Intendiamoci: il giornalismo professionale non è in discussione. Il mestiere di informare si basa su canoni immutabili, su quell’etica “del fare le cose bene, della correttezza, della qualità e della verità” indicata da Luca Sofri come l’unico vero caposaldo intorno a cui far ruotare la trasformazione del mercato dell’informazione, che invece deve rapidamente evolversi.

Quali problemi pone questo doloroso momento di passaggio, che come tale è comunque carico di minacce e di opportunità? Questa ed altre domande sono alla ricerca di risposte che tardano ad arrivare, che richiedono lo sforzo di guardare al medio e lungo termine, che esigono una visione d’insieme libera da pregiudizi.

Mentre si avvicendavano sotto i riflettori della Venice Session IV, ospiti del calibro di David Weinberger, Martin Sorrel, Maurizio Ferraris e Luca Sofri hanno provato a dare delle risposte che, seppure non bastano a esaurire l’argomento, di certo indicano dei percorsi da seguire alla ricerca di soluzioni concrete. Ne riportiamo tre, accompagnate da altrettante domande:


In che modo i media possono sopravvivere alla rivoluzione in corso?

Secondo Martin Sorrell:

Per chi fa comunicazione oggi è anacronistico concentrarsi su un unico media e su un solo paese. Con la crisi del Web 1.0, la Rete sta disintermediando il business tradizionale che ora deve rapidamente cambiare il proprio business model. Per sopravvivere in questo nuovo mondo, è fondamentale che, dopo l’adv, si approdi al pay-per-content, che a sua volta può funzionare solo se lavora per comprendere cosa vuole veramente la gente. È questo il vero potere dei media che saranno protagonisti del futuro.

Secondo Luca Sofri:

Il futuro dell’informazione è tornare a fare le cose per bene. Alcune testate inevitabilmente scompariranno, altre invece sapranno evolversi per poi consolidarsi. “Il giornalismo è un’arte straordinaria” che sopravvivrà se chi produce informazione (soprattutto in Rete) saprà recuperare l’etica: “l’etica del fare le cose bene, l’etica della correttezza, l’etica della qualità, l’etica della verità”.
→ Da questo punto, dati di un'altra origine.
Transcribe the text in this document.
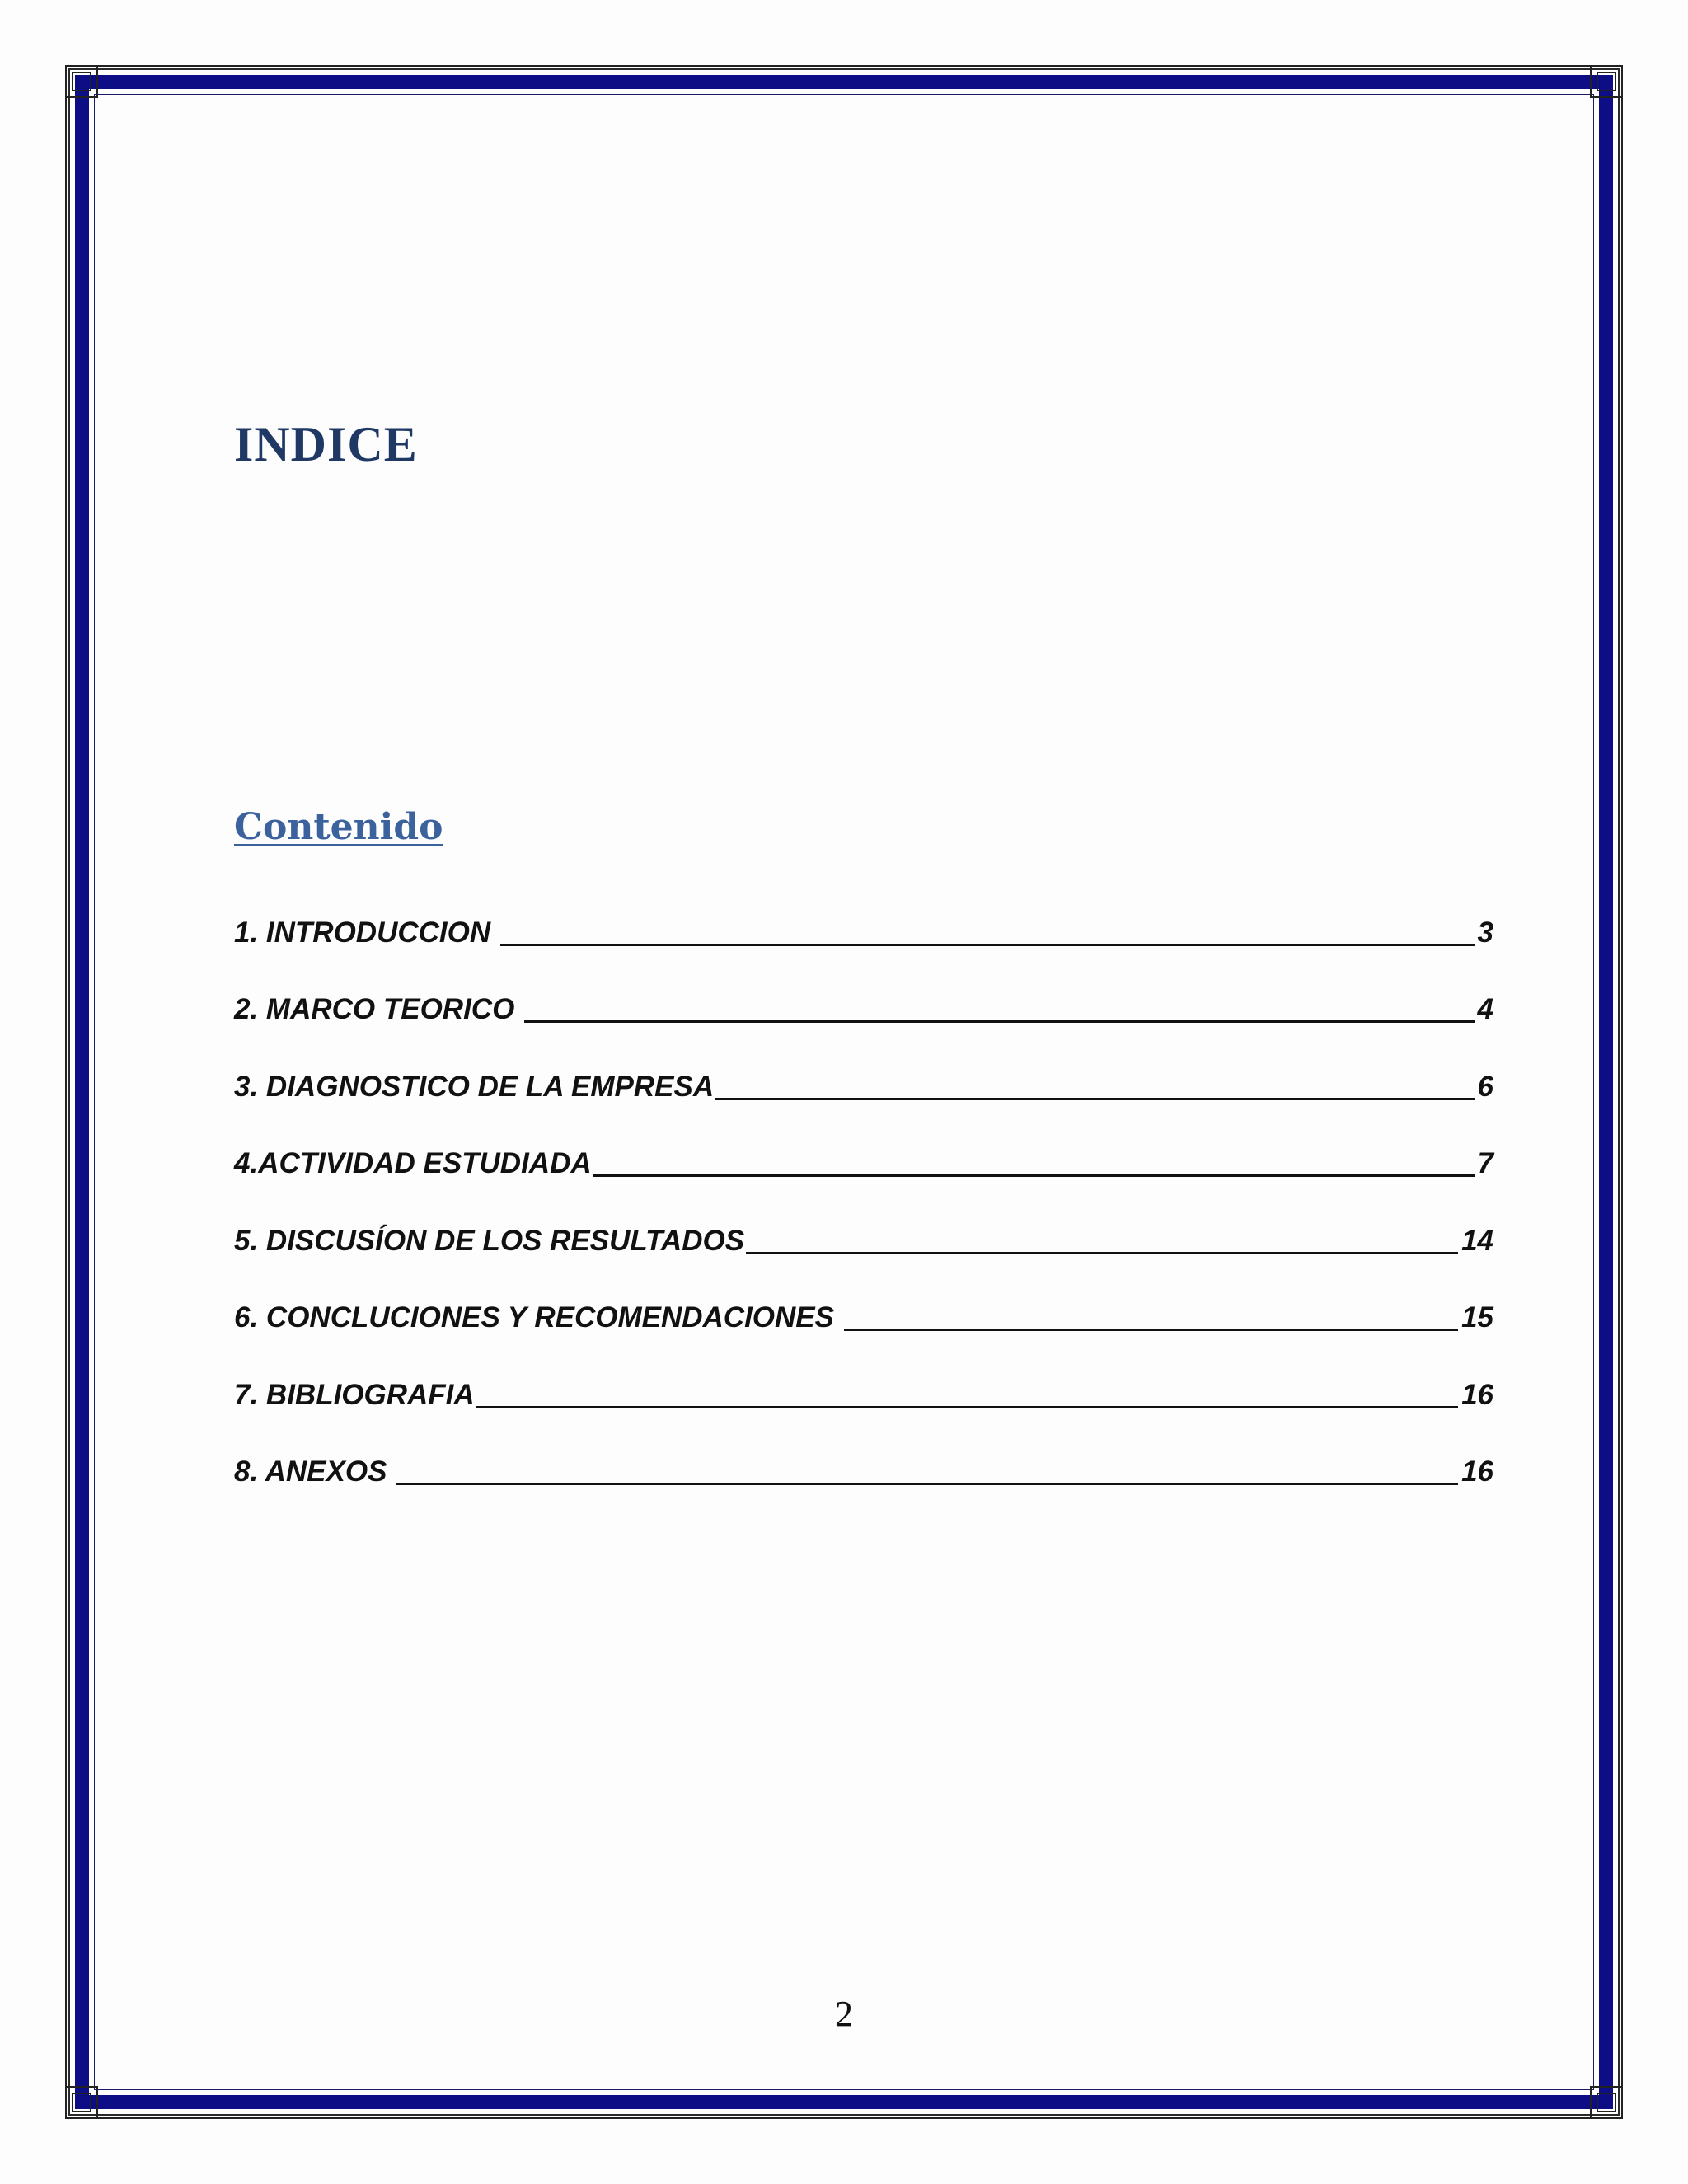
INDICE
Contenido
1. INTRODUCCION	3
2. MARCO TEORICO	4
3. DIAGNOSTICO DE LA EMPRESA	6
4.ACTIVIDAD ESTUDIADA	7
5. DISCUSÍON DE LOS RESULTADOS	14
6. CONCLUCIONES Y RECOMENDACIONES	15
7. BIBLIOGRAFIA	16
8. ANEXOS	16
2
Come si definisce oggi l’autorevolezza dei media?

Per David Weinberger:

I media classici sono una rappresentazione del mondo e basano su questo la propria autorevolezza. Tuttavia le cose stanno cambiando, così come la natura stessa dell’autorità sta cambiando. Noi oggi rifiutiamo che qualcosa possa frapporsi tra noi e il mondo. I vecchi media potranno continuare ad esistere e riconquisteranno la loro autorevolezza se saranno trasparenti e se contribuiranno con le loro competenze originali al mondo iperconnesso. La responsabilità condivisa è ormai un’esigenza essenziale ed è il motivo per cui abbiamo interconnesso il mondo.


Come cambia la società dell’informazione nell’era dei nuovi media?

Secondo Maurizio Ferraris:

La società dell’informazione è diventata società della registrazione ed è questa la grande trasformazione che caratterizza in maniera peculiare quest’epoca della storia dei media.
Ciò ha determinato una esplosione della memoria e dei documenti, al punto che il Web è pieno di tracce del passato. Questa spettralità dell’informazione nel mondo contemporaneo non può essere considerata un accidente storico e non è così terribile come si potrebbe pensare, bensì rivela l’essenza del legame sociale, che è la documentalità, ossia la possibilità di registrare gli atti che si sono compiuti. In fin dei conti, è solo la memoria che rende possibile l’esistenza.